A global denomination, a clash of principles, and the coming reckoning

With entrenched camps miles apart on the issue of homosexuality, the United Methodist Church is careening toward a fateful choice: either split into two segments along ideological lines or radically redefine how it operates as a church. A moderate middle still hopes that the parties can somehow hang together under one denominational banner. Much will hinge on whether an overhauled concept of church—perhaps featuring more autonomy for regional bodies, congregations, and clergy—can win broad support in the global 12.1-million-member denomination.

“This is a very fragile moment for us—in some ways a very sacred and holy moment—because we’re dealing with big stuff,” said North Dakota bishop Bruce Ough, who serves as president of the UMC’s Council of Bishops. “We’re trying to do it in a way that probably has not been done by others who have wrestled with this [issue].”

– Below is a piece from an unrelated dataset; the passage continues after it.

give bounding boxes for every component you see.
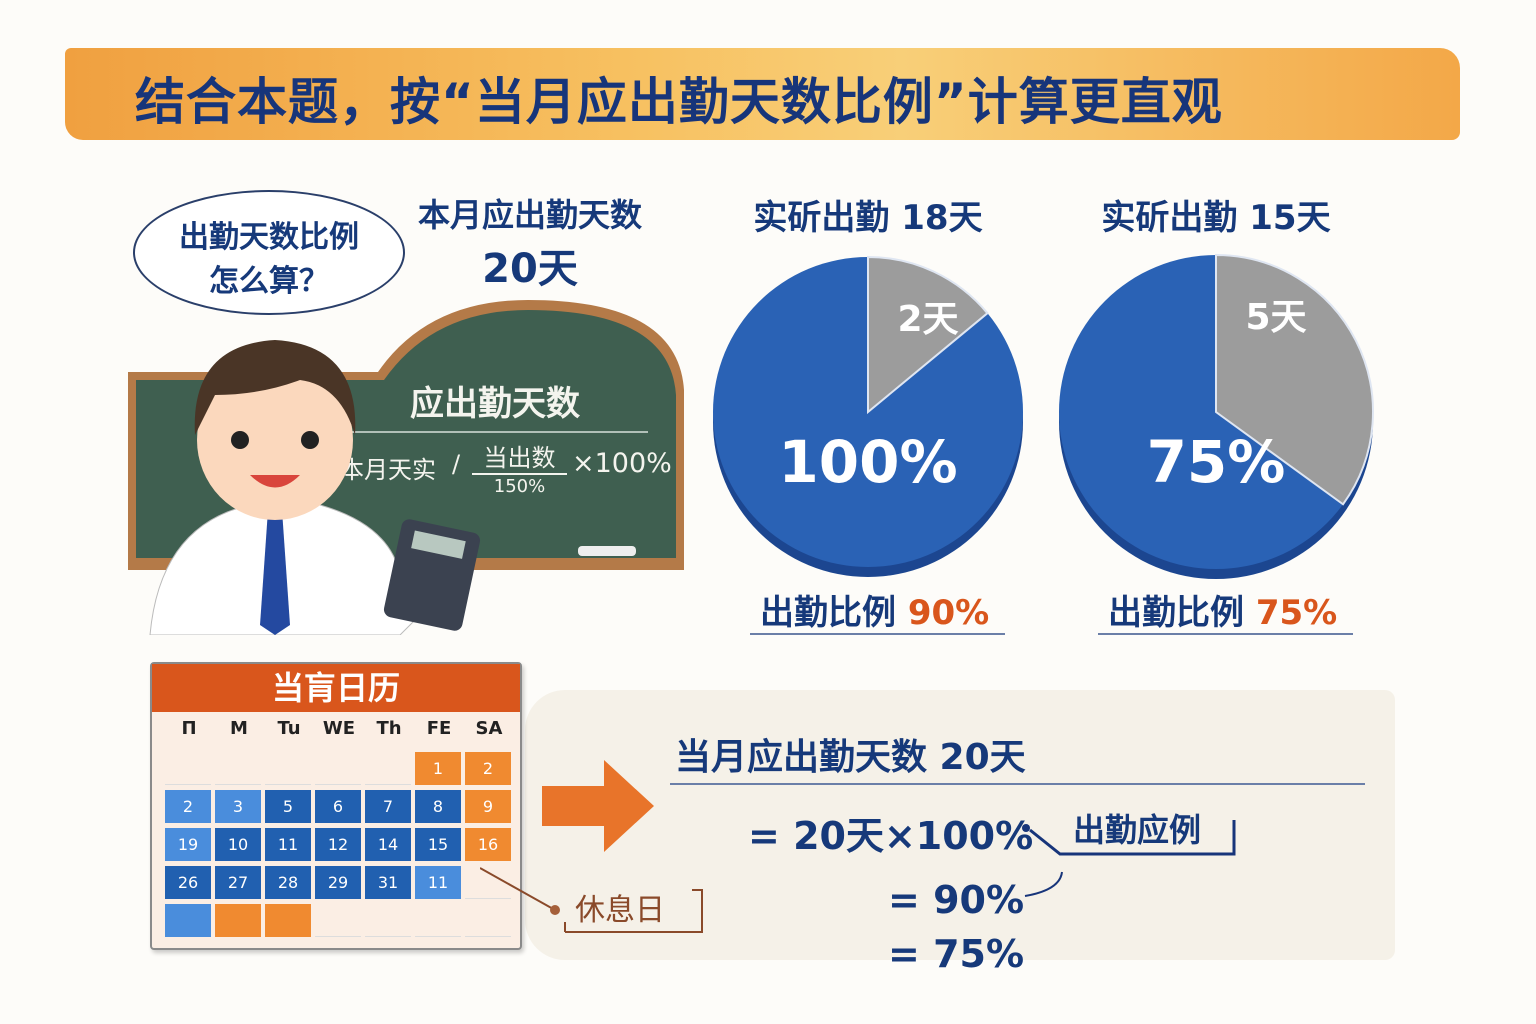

Fueling the urgency is the election in July of Karen Oliveto as the UMC’s first openly gay bishop. For conservatives, this election presents a crisis, because the church’s Book of Discipline prohibits any “self-avowed, practicing homosexual” from becoming an ordained minister. They argue that covenants among Methodists will be rendered meaningless if the church lets Oliveto become a bishop and de facto blesses in one place what it bans in another.